Sex is a normal part of a healthy life. Still, many people don’t feel comfortable talking about it. When it comes to general female health and wellness, though, we highly suggest open communication with a trusted healthcare provider, especially when there are questions or concerns about sex. For example, are there times when sex should be avoided? There are, and we want you to know them.
WHEN YOU HAVE AN INFECTION
Symptoms of a vaginal or pelvic infection include pelvic pain, vaginal burning or itching, and foul-smelling discharge. If you experience these symptoms, you need to visit your gynecologist for appropriate care. An untreated infection can create unnecessary pain for you and possibly also your partner if your infection is contagious.

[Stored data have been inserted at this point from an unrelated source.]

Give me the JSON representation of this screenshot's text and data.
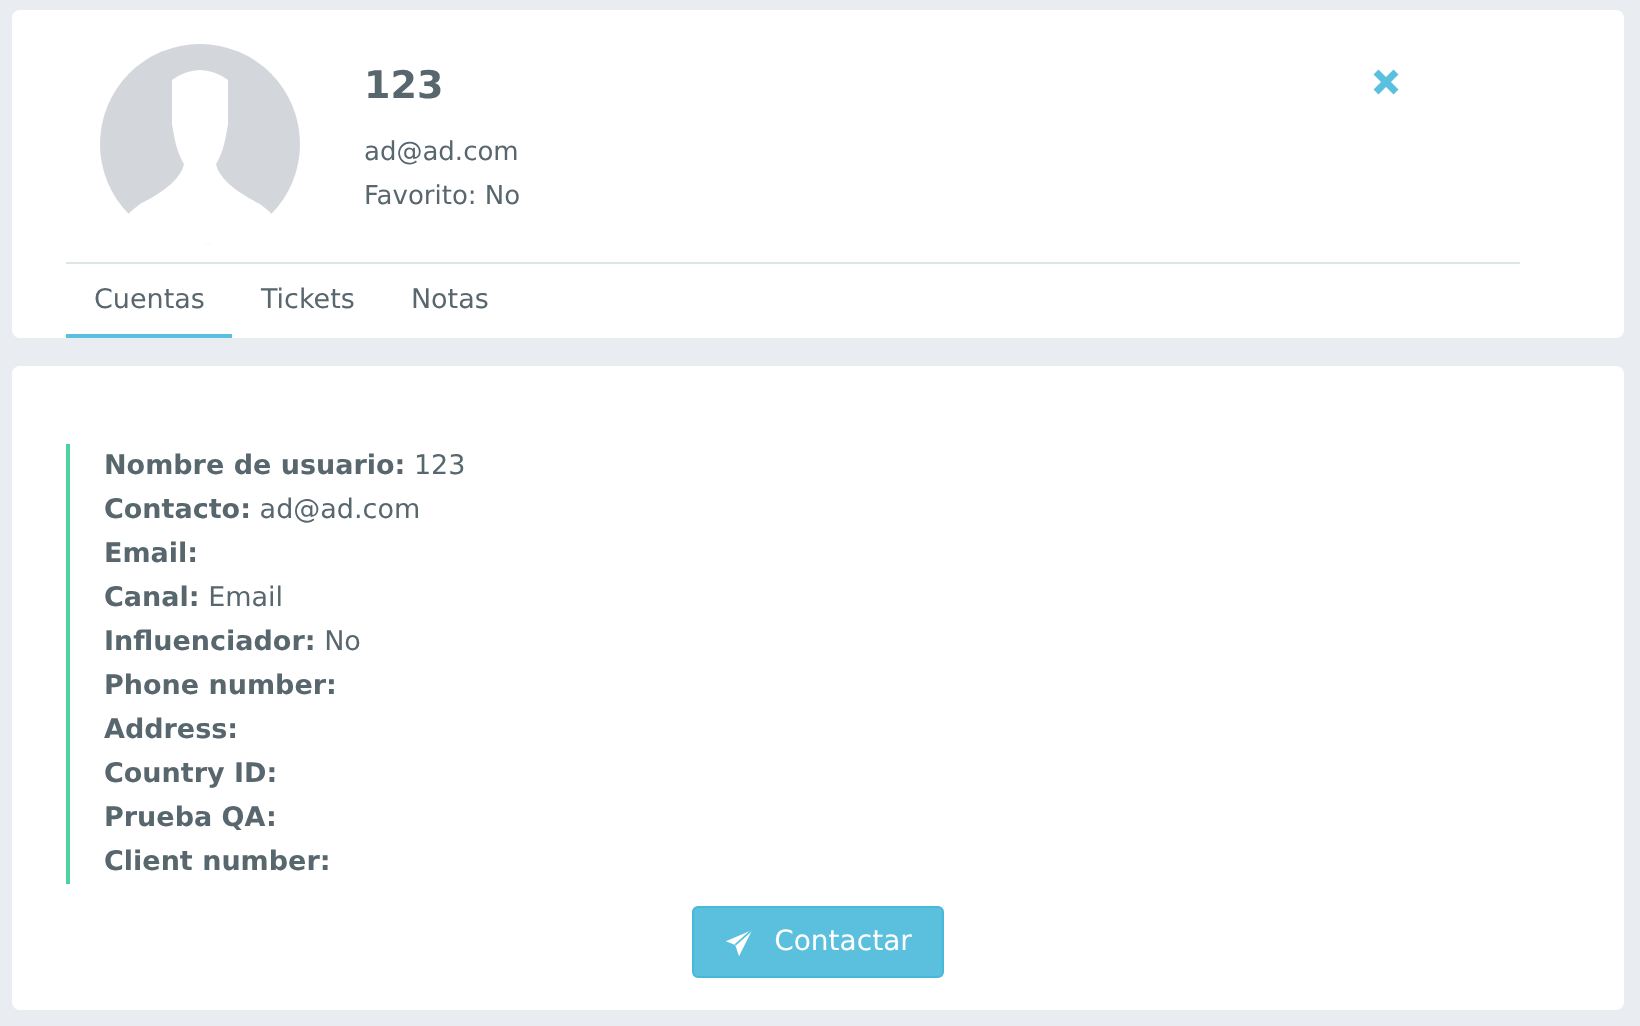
{
  "profile": {
    "name": "123",
    "email": "ad@ad.com",
    "favorite": "Favorito: No"
  },
  "tabs": [
    {
      "label": "Cuentas",
      "selected": true
    },
    {
      "label": "Tickets",
      "selected": false
    },
    {
      "label": "Notas",
      "selected": false
    }
  ],
  "fields": [
    {
      "label": "Nombre de usuario:",
      "value": "123"
    },
    {
      "label": "Contacto:",
      "value": "ad@ad.com"
    },
    {
      "label": "Email:"
    },
    {
      "label": "Canal:",
      "value": "Email"
    },
    {
      "label": "Influenciador:",
      "value": "No"
    },
    {
      "label": "Phone number:"
    },
    {
      "label": "Address:"
    },
    {
      "label": "Country ID:"
    },
    {
      "label": "Prueba QA:"
    },
    {
      "label": "Client number:"
    }
  ],
  "contact_button": {
    "label": "Contactar"
  }
}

Treatment for vaginal and pelvic infections usually involves oral or topical antibiotics.
BEFORE A PAP SMEAR
The technology used to process Pap smears has advanced over the years but the technique still involves the microscopic examination of individual cells taken from the cervix. When a woman has sex before her test, there will be semen on her cervix. This will mix with her cells and throw off the analysis. The decreased sensitivity of the test could lead to inaccurate findings.

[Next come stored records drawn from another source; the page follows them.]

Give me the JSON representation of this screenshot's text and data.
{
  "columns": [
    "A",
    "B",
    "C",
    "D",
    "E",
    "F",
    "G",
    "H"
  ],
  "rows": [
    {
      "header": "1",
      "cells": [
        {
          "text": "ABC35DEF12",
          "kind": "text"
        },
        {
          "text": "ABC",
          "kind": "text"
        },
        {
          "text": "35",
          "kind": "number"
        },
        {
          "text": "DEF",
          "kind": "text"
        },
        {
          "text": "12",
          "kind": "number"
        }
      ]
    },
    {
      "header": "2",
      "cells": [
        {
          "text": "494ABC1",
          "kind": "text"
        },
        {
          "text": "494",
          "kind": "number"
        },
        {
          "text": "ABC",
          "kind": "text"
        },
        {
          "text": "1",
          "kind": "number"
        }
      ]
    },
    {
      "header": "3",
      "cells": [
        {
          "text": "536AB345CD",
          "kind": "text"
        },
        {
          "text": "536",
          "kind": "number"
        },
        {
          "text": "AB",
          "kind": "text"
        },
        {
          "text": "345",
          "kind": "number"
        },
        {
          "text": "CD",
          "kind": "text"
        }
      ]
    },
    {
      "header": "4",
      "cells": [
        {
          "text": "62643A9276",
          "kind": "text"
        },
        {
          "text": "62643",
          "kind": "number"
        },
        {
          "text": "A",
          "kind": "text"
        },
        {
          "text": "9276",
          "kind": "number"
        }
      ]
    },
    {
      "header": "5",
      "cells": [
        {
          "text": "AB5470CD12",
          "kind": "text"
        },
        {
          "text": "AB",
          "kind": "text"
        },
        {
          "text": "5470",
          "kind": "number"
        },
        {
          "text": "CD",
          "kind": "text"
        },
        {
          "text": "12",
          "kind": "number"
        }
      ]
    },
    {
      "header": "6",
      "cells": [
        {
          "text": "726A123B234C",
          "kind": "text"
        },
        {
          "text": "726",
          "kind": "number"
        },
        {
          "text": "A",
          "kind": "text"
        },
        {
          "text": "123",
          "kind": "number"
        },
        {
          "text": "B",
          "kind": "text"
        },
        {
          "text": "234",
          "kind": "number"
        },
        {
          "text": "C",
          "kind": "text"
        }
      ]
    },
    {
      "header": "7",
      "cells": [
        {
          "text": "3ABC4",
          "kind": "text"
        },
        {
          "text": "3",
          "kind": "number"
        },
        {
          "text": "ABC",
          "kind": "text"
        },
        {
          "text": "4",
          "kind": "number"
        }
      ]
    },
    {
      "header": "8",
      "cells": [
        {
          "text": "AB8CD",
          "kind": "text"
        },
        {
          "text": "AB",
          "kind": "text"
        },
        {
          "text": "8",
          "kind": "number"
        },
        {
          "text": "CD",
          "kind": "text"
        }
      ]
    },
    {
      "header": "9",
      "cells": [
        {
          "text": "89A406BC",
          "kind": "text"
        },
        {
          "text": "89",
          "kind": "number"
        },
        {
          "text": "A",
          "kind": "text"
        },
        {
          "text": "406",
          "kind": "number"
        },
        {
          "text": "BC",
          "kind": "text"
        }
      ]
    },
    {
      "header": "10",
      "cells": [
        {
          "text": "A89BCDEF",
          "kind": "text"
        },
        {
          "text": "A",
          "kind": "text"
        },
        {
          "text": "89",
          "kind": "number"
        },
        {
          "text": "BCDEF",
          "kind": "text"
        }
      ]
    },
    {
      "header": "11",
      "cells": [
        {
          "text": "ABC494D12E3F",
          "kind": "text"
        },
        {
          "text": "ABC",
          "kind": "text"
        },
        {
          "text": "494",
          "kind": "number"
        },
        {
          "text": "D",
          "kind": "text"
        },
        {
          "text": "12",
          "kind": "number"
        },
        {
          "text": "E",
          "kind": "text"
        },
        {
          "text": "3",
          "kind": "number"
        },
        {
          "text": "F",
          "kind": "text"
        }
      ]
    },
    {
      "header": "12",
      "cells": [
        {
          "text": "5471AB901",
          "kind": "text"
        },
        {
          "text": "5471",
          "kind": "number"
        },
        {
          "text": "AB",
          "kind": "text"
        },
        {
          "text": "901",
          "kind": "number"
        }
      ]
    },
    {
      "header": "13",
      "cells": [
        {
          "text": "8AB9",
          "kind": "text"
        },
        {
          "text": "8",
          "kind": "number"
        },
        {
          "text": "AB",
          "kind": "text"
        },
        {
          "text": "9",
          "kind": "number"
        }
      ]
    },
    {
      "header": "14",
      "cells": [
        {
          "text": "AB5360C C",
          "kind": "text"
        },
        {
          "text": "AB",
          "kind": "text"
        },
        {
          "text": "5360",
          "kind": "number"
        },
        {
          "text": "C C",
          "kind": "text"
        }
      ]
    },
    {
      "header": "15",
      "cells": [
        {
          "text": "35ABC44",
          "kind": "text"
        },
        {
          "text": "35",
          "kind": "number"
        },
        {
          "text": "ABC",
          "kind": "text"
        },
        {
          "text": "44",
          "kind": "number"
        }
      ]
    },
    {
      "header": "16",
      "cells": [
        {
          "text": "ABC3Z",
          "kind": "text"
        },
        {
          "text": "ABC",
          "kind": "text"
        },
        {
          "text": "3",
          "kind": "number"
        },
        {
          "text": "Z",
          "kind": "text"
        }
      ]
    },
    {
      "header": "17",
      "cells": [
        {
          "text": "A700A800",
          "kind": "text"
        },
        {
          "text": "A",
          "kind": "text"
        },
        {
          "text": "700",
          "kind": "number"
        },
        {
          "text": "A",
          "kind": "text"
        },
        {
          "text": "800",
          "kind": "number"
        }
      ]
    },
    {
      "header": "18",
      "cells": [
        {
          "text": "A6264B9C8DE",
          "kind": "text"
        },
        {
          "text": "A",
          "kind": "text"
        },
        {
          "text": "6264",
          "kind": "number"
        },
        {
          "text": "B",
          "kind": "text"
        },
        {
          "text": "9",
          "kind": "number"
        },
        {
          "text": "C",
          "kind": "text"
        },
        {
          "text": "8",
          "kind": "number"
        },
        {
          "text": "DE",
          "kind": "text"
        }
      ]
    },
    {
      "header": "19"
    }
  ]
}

WHEN THERE IS UNEXPLAINED VAGINAL PAIN OR BLEEDING
Most women have occasional spotting or moments of pain when ovulating. Persistent pain or bleeding, however, could indicate a cervical abnormality or other problem. Until a pelvic examination can be performed, intercourse should be avoided.
WHAT ABOUT PREGNANCY?
Many women ask if they can safely have sex when they’re pregnant. Most of the time, the answer is yes. The exception is if there is some type of pregnancy complication. Pregnant women who are experiencing unexplained bleeding or pain should abstain from sex. More than that, they need to see their obstetrician. Pregnancy complications such as preterm labor and placenta previa may be exacerbated by sexual intercourse, so women with either condition will likely be warned to avoid sex.

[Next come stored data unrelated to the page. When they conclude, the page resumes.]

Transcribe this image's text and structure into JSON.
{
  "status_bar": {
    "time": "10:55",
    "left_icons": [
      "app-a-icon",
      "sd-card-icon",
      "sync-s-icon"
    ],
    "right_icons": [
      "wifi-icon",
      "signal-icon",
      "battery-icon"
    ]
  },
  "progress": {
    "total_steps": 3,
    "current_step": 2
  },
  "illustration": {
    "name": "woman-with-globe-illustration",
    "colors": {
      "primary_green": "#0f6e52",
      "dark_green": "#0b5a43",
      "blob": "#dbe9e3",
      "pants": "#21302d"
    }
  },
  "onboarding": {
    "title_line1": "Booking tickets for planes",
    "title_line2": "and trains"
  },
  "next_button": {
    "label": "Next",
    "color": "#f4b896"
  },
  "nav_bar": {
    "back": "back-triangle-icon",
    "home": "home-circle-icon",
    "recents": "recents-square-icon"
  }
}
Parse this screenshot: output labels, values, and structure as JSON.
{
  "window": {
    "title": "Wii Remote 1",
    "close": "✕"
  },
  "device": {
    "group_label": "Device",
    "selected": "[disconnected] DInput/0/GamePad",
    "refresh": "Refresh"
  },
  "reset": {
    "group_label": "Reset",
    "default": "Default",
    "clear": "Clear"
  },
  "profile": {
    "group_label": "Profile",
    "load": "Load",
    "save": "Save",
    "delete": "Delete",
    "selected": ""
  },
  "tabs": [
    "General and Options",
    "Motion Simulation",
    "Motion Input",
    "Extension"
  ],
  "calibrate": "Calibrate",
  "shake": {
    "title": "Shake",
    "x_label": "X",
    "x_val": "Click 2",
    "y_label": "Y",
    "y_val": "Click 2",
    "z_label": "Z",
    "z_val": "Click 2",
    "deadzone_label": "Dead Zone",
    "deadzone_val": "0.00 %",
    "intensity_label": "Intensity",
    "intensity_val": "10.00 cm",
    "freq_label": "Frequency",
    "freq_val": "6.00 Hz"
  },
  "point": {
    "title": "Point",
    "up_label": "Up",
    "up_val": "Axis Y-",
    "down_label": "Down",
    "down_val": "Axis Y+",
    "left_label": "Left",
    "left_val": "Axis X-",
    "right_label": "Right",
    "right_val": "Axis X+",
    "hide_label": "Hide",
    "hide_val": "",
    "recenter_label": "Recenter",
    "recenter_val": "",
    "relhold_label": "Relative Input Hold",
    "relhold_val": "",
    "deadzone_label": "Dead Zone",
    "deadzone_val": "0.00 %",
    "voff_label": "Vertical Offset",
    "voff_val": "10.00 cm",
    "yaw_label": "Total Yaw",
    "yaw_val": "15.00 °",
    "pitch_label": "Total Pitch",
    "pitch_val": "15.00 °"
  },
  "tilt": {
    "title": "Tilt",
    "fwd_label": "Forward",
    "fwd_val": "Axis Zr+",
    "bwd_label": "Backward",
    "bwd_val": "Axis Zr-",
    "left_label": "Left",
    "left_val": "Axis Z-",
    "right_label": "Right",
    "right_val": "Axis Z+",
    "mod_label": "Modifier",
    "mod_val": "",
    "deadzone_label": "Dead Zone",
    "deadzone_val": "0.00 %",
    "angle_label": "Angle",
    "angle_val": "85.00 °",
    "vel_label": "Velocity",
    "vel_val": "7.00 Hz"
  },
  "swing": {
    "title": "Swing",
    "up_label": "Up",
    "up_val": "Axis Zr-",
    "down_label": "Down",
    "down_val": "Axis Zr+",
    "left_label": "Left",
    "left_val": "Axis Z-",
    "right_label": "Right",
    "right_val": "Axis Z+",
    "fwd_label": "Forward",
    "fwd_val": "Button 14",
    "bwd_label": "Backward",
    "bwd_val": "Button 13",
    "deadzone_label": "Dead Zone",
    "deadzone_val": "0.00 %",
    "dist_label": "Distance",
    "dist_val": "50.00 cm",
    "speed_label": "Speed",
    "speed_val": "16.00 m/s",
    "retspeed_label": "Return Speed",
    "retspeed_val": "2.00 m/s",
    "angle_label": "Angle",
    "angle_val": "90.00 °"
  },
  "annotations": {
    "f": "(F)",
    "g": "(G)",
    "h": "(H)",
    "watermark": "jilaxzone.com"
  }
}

WHEN TO HAVE POSTPARTUM SEX
You might think most women would have zero interest in sex after giving birth, but this isn’t the case in every situation. Women need to heed their doctor’s advice to hold off on sex until their six-week postpartum follow-up. This visit confirms that tissues are healing properly after a cesarean section or vaginal delivery. Having sex before tissues have healed creates an opportunity not only for pain but also for infection.